Wednesday, October 17, 2012

Domestic Discipline, Do's & Don'ts, Part 2

My friend Strict Teacher was about to be married. Her fiancé was 31, ten years Her junior and a graduate student at the university where She is a tenured professor.
Strict Teacher intended to structure Her marriage on the framework of Domestic Discipline, with Herself as Head of Household. So She posted on My Femdom forum, asking members to share the Domestic Discipline agreements they made Their husbands sign.
Lady Rebecca Hurt was first to respond.
Most Dommes assemble a broad set of rules for Their DD contracts, Lady Hurt said. "In My case," She added, "I wanted a very specific set to deal with My primary focus at the time, My husband's enforced chastity.”
The agreement Her husband signed stipulated the following:
"1. Weekly, preferably on Friday evening after work, you will ask Me for the key to your chastity cage.
2. You will go to the bathroom, remove your cage and thoroughly wash it in front of Me.
3. After I have inspected your cock cage and have verified that it is clean, you will sit on the edge of the bathtub.
4. While I watch, you will masturbate to orgasm.
5. Next you will shower, dry yourself and join Me in the living room.
6. In nadu position, You will offer your penis to Me for My pleasure.
7. If I accept your offer, you will go to your room, strap on your hollow dildo over your cock and await My instructions.
8. If, instead, I decline the offer, you will put on your chastity cage, lock it and hand Me the key.
9. You will kiss both of My feet and say, ‘Thank You, Mistress Wife.'
“BTW,” Lady Hurt said. “The punishments I dish out for infractions of these rules do not involve corporal punishments. I find that withdrawing My husband's prized privileges (golf, etc.) is a better way.” In contrast, Domina Anna Fury's Domestic Discipline contract begins with a ritual reaffirmation of Her sub husband's subordination:
"1. Immediately after arising each morning, you will kiss My feet as proof of your continuing submission to Me, your Mistress.
2. you will not attempt to engage in sexual activity with Me except at My specific invitation.
3. Other than those occasions when I allow you to share My bed, you will remain strictly celibate.
4. Periodically, I will allow you to masturbate in front of Me. But except in My presence, you will never service yourself. If I discover that you have engaged in masturbation behind My back, you will wear your locked cock cage (the stainless steel one at home, the plastic one when you travel) for a minimum of three months, removing it only when I unlock it so you can clean it.
5. you will not show any jealousy, nor voice any objections, when I bring home one of My subs/boyfriends or spend the night at any of their homes.
6. you will treat these men with the same humility and deference that you accord to your Mistress.
7. Without complaint, you will accept daily maintenance spankings, except on those days that I find it necessary to forego them.

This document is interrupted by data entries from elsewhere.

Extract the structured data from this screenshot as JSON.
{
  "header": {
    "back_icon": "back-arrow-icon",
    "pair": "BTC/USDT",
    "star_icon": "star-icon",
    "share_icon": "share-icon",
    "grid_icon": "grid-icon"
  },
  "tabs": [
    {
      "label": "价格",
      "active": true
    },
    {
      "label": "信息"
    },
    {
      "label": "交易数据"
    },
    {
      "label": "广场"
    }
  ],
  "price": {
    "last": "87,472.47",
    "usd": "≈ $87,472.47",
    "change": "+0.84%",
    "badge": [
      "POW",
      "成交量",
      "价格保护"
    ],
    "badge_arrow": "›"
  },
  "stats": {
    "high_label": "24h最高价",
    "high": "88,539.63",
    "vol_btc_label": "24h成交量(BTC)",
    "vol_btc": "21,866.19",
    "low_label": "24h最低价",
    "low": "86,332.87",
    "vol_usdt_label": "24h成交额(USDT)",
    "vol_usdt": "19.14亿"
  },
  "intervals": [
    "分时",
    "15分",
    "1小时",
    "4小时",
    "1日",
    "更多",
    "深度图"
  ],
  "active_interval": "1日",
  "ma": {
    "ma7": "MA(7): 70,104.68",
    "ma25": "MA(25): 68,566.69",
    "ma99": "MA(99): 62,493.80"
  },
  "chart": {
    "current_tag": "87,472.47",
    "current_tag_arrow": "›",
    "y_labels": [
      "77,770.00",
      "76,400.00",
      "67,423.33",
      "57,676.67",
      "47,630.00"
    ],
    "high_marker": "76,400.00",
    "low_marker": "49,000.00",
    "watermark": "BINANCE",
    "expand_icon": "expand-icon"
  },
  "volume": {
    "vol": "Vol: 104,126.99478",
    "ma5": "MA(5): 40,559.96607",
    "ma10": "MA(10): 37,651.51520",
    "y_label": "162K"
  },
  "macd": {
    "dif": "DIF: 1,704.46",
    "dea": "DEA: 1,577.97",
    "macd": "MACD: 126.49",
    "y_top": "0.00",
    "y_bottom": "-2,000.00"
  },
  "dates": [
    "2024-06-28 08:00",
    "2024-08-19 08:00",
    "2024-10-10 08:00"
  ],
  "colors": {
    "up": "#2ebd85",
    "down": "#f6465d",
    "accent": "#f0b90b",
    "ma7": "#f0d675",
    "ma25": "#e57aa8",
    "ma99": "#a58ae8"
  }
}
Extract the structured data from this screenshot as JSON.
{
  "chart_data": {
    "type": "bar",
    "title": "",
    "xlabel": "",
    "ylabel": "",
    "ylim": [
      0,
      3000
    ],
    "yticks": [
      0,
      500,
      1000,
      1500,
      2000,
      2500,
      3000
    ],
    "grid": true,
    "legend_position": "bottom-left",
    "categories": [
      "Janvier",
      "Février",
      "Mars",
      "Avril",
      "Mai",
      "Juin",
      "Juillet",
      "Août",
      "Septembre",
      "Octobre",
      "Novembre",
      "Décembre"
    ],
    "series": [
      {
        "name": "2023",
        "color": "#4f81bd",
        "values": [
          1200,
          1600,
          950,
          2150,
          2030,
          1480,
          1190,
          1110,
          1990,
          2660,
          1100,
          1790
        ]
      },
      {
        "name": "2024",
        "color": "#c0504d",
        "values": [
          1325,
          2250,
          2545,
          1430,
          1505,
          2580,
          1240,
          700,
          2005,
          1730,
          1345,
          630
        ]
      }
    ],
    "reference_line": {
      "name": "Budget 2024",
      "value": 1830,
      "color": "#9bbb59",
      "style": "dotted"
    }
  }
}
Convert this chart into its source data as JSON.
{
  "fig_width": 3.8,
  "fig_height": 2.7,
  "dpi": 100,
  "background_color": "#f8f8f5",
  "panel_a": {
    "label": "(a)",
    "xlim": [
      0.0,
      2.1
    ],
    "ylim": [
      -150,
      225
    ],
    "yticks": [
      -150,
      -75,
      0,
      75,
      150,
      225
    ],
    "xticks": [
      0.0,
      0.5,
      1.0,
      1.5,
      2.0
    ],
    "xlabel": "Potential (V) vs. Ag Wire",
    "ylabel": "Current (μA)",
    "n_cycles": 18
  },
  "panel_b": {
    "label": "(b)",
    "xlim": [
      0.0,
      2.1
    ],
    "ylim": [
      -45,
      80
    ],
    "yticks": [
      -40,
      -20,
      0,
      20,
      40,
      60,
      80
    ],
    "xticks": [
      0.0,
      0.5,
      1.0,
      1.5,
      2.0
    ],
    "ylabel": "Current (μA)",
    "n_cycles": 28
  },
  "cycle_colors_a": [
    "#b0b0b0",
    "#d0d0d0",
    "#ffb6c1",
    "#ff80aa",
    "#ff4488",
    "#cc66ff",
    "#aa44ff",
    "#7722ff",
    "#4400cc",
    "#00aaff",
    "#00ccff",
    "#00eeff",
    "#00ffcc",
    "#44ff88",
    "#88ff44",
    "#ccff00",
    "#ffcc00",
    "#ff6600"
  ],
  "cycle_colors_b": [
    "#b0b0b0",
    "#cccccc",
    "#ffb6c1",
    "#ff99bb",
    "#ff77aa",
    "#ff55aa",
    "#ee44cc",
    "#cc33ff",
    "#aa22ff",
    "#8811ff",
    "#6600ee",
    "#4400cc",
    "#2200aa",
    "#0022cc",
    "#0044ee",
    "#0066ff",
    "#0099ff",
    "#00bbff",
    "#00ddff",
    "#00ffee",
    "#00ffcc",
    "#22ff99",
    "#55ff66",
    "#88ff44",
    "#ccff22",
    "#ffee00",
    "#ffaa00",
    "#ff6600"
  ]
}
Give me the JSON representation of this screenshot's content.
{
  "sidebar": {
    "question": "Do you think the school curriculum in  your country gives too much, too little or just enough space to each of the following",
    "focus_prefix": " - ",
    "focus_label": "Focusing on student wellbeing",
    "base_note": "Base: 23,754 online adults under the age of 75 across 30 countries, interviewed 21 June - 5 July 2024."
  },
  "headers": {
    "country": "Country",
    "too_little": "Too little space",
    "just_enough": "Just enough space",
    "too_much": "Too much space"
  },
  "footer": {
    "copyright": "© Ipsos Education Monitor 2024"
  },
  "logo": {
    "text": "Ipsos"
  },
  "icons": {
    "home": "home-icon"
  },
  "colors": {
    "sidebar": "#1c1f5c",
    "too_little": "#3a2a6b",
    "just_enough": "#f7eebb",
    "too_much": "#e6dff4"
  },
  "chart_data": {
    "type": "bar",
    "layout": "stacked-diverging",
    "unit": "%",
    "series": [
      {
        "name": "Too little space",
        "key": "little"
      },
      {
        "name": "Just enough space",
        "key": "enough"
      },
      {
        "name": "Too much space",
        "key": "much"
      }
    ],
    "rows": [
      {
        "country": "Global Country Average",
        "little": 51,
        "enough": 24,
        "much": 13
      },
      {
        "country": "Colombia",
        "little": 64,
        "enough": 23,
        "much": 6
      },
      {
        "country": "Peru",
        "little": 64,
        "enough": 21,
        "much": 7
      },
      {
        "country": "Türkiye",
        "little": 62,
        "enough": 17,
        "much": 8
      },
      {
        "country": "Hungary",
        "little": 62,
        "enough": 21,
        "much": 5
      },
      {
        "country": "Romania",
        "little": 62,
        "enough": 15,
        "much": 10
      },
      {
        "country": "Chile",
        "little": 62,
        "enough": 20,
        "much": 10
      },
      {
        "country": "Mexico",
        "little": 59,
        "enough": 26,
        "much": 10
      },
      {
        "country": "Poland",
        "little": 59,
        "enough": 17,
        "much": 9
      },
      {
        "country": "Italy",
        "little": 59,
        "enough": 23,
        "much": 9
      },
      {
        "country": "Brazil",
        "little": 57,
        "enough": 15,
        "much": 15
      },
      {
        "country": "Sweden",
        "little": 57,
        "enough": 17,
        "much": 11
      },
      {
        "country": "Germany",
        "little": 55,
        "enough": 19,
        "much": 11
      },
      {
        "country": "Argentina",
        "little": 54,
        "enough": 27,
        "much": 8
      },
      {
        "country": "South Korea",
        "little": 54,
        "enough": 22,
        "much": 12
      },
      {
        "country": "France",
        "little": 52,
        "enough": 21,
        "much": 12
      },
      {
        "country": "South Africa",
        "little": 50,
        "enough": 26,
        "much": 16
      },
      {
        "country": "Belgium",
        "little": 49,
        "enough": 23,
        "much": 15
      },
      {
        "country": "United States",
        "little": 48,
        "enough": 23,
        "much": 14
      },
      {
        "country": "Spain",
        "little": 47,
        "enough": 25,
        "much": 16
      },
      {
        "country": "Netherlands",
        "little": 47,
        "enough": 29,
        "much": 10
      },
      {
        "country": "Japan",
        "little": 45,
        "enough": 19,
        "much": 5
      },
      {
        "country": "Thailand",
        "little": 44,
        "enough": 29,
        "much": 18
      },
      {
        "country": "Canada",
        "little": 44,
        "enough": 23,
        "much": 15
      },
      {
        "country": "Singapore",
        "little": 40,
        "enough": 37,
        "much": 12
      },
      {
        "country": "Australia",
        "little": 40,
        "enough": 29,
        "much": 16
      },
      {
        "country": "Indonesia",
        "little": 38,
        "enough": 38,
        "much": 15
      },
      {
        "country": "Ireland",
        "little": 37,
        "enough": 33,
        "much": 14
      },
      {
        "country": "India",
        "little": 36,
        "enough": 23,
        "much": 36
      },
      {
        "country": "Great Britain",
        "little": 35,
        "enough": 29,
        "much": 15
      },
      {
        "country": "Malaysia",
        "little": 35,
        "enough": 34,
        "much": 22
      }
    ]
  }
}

8. you may discuss, but not challenge, any financial decisions I make. In areas of your expertise (real estate investments, etc.) I will solicit your advice--and then make the final decision."
Finally, Princess Cathryn offered Her uniquely pragmatic prescription for domestic dominance. “1.) Toss Your fiancé's underpants into the garbage immediately, only allowing him to keep two pairs. From then on, he wears Your old panties. Every morning I choose which pair My husband will wear that day. The two pairs of men’s jockey shorts that I let him keep are only for special occasions, like when he has to go to the doctor.
2. Take control of the TV remote. When Y/you are watching the same TV at home, the remote is Yours, not his or ‘ours.’
3. Order Your husband to hand over to You all his credit cards. All money goes into joint accounts, but only You will be allowed to make withdrawals. Every withdrawal or financial transaction must require Your signature. All other assets--stocks, bonds, real estate etc.--are legally transferred to You.
4. After the first year of marriage I became bored with My husband’s lovemaking. If that happens to You, do what I did: I caged his cock. If he behaves, once a month I relieve him by hand, stroking his penis until he cums. ( Of course, I wear plastic surgical gloves.) But there is a time limit of 25 seconds. If he doesn’t orgasm within that time span, I send him to the bathroom, where he sits in the bathtub and jerks off until he cums.
5. Finally, every morning before breakfast (which Your fiancé/husband should make for both of Y/you) My husband gets on his knees and kisses My butt cheeks. If he’s been a really good boy, I may face-sit him for a few minutes, before I deliver his daily maintenance spanking.”
Strict Teacher was very grateful.
“This isn’t exactly the kind of advice I’d get from Dear Abby or Ann Landers,” She said wryly.